The Hilbert analytic is then calculated and its absolute value taken to extract the intensity envelope of the one or two interferograms along Z at each XY point.
The Hilbert process removes the interference fringes, except where stray light in the optical system has caused a slight offset because of the difference in illumination pattern when the interference is taking place. The fraction of stray light is estimated by taking the Fourier transform of the absolute value of the Hilbert analytic, and measuring the signal at the interference fringe wavelength.
An initial guess for the Z height of each point in XY is then made by finding the maximum along Z for each point in XY.
This initial guess for Z height is then refined by least-squares fitting two Gaussian peaks to the Hilbert signal, where the second potential reflection is constrained to not overlap with the first reflection signal. The goal of the least-squares fit is to determine the centre of the reflection to somewhat better than a quarter-wavelength of the dominant wavelength in the interference pattern, e.g. to within ~100 nm if the dominant wavelength is 600 nm is good target.
Finally, the least-squares estimate is refined by another least-squares fit to a complete model of the interferogram's central portion that includes the interference fringes. This final fit is made against the original data after background subtraction.
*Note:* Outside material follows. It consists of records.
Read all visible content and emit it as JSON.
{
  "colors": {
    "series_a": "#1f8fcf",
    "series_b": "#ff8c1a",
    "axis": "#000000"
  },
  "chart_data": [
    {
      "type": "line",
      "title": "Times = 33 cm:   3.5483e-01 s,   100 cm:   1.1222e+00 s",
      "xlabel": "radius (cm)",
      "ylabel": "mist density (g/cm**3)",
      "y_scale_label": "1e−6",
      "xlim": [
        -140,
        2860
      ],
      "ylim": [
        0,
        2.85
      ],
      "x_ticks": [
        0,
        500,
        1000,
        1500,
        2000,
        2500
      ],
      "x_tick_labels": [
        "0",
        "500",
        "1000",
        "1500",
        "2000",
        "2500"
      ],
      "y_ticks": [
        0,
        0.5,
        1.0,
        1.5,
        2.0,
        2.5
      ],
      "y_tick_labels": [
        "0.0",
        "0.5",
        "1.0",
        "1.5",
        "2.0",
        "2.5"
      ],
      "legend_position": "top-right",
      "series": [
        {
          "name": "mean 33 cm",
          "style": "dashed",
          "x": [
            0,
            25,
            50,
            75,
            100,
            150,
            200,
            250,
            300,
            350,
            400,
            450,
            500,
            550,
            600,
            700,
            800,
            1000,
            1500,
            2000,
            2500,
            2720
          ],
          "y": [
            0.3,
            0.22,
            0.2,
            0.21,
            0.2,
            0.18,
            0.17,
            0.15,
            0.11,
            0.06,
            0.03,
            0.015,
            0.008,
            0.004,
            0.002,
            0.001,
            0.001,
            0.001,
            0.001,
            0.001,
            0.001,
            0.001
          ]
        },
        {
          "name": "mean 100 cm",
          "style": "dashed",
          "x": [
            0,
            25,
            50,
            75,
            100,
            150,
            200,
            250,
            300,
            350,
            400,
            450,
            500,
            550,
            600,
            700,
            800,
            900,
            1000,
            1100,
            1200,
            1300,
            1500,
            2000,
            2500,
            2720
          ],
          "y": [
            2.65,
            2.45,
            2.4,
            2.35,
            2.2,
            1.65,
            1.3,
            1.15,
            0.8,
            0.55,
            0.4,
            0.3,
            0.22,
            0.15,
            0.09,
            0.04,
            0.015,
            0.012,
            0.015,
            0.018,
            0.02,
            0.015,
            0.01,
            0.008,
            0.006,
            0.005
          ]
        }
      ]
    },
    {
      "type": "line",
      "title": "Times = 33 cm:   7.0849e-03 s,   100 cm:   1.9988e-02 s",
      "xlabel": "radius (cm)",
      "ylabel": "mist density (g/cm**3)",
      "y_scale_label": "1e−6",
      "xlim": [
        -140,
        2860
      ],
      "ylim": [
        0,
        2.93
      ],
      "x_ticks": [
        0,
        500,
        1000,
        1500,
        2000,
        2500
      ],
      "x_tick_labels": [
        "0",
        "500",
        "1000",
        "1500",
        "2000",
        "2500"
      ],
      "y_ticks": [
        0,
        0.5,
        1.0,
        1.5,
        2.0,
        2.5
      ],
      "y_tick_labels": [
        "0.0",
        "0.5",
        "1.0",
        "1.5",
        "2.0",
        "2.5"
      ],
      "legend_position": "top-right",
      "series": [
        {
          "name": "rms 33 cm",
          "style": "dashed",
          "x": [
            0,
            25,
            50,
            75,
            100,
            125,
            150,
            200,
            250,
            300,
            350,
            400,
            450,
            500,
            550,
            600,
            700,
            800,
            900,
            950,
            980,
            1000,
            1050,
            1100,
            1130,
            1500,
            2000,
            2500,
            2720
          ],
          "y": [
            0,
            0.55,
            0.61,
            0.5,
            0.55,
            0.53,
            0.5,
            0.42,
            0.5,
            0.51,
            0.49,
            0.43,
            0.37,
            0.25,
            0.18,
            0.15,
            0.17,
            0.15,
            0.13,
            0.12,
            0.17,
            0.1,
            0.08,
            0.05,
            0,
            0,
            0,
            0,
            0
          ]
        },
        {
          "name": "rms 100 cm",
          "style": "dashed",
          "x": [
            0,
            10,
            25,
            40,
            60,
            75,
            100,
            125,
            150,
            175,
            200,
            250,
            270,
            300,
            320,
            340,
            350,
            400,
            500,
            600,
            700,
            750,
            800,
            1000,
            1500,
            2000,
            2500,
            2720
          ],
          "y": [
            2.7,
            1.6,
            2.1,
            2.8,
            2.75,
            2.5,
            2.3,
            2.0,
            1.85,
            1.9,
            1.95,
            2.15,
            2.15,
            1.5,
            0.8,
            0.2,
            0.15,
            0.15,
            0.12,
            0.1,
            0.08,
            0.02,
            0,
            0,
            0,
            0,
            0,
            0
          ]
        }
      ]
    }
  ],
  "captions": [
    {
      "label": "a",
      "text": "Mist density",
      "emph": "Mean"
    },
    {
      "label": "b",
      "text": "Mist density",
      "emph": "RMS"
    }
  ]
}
The central wavelength, amplitude, coherence length (width of the envelope), and stray light coefficient are fixed parameters from the least-sqaures envelope fit and only the dominant wavelength and phase are fitting parameters.
This last fit is performed separately for each of the two reflection estimates from the least-square envelope fit because this has given the best results during testing.
With the final fit, the Z height estimate can be refined by including the phase difference from the envelope centre. This is the same as fixing the phase shift on reflection to zero (relative to the reference mirror). This results in a dramatic improvement in the resolution and noise immunity of the output Z height.
The weakness of including phase is that the algorithm will be unstable if the envelope centre is off by approximately one interference fringe. If this happens, discrete jumps in Z height by a quarter of the dominant wavelength will be observed in the output data.
With the above algorithm, a 600 nm dominant wavelength interferogram with around 1000 nm coherence length, scanned at 20 nm intervals in Z, gives an RMS output noise of around 2 nm.